I wish I could tell you I found a complex equation that I have trade marked and will sell you. But is was much simpler than that. And being a good bloke I am happy to save you five years of analysis and tell you the two of the critical numbers that best predicted how busy our clinic would be in the next three months or so. Not a long lead time, but it was a start.

Two simple numbers, easy to find, that correlated positively with appointment saturation rate and cash flow several months later.

It must be pointed out that for one of these numbers to operate as a lead indicator there is a condition to be met: the current number of treatments per episode of care must not decrease. Or if you are not in that type of industry, the current spend per customer encounter must not decrease.

So the two numbers:  here is the big reveal –

Firstly – the breadth of referrers. The more sources of new client/customer/patient referral on a consistent basis the more likely new work will continue to arrive. For most of us word of mouth referrals from satisfied clients is the best source and thus it is a constant for all practices and disregarded. But what about all the other sources of referrals? Not just medical but all sources. The more of these that are active the better your business is insulated from variations in any one or two of them. In other words, the less reliant you are on any single source. To qualify as a referrer the source must contribute at least two new clients per month.

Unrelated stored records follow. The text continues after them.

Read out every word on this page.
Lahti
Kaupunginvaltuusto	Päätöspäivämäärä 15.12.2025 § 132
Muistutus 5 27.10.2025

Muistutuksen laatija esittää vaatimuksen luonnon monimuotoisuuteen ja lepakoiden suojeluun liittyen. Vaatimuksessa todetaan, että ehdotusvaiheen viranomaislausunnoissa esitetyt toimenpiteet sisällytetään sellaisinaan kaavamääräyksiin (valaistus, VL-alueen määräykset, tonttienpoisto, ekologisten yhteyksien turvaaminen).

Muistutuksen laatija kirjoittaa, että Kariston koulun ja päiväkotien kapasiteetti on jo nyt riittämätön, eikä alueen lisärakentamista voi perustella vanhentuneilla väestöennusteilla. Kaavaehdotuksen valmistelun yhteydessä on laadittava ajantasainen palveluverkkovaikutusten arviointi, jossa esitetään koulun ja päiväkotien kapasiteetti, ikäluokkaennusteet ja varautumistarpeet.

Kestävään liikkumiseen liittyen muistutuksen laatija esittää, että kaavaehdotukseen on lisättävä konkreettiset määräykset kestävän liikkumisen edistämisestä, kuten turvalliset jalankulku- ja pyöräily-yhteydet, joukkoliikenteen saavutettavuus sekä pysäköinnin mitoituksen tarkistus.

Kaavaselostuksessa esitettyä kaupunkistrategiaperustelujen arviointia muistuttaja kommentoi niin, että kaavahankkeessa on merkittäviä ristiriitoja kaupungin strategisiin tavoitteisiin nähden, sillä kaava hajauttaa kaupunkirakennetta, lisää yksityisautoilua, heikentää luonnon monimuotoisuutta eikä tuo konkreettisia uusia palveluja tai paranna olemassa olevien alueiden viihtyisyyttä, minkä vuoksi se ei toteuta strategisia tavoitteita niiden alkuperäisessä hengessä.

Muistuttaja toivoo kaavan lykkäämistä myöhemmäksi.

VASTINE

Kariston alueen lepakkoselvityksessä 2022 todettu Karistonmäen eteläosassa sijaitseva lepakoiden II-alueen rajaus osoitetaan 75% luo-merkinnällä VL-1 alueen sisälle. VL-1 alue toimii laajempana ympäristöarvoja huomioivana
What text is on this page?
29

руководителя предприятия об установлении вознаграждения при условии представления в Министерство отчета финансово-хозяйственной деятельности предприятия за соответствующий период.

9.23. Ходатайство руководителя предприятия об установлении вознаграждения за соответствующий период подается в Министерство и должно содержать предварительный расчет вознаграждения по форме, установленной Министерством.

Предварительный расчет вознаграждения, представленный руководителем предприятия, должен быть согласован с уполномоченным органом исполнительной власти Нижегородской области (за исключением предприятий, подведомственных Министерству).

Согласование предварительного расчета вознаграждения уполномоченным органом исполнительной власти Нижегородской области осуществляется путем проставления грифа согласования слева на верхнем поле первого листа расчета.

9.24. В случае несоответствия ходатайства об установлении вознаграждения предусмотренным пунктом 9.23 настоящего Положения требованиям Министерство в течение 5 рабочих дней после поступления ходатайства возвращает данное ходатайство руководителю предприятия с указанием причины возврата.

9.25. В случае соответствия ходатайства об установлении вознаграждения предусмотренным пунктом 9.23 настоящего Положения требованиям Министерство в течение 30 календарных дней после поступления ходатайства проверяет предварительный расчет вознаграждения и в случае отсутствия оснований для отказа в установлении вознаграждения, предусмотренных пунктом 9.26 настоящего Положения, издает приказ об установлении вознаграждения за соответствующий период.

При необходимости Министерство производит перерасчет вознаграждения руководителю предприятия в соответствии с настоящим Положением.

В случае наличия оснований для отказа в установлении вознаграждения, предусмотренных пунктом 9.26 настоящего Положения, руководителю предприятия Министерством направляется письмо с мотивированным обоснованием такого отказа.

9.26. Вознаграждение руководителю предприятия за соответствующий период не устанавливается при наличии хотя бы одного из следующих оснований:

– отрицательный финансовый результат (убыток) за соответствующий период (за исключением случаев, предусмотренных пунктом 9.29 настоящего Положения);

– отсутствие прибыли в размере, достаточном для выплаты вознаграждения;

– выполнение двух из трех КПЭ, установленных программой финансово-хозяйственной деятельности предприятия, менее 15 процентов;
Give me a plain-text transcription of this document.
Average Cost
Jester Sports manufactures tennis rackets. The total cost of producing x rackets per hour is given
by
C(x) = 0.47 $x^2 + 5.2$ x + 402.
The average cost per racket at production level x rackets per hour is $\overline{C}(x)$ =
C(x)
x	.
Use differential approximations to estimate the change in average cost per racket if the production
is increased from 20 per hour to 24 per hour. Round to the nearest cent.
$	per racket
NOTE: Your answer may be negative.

Secondly – the number of new episodes of care commenced each week. These can be either new clients or previous clients returning for a different or recurring problem. This number depends on the number of clinicians in the clinic and you need to determine it for your own situation. As an example, when I had four physio and one massage therapy providers this number was 26 new episodes per week. Fewer than this number for a couple of weeks would result in a down turn in work about five or six weeks later. Knowing this gave me few weeks to crank up our internal marketing, ensure letters to referrers were up to date, put out a topical e-newsletter, review our return rates, remind staff of their KPIs in this area, schedule time off for me or one of the other physios in four weeks or so, or some other intervention that might arrest the decay or utilise the down-time.

These are just two of several really valuable numbers to monitor in your business. I share others in my various Practitioner Business Academy workshops but for the moment you have enough to work with.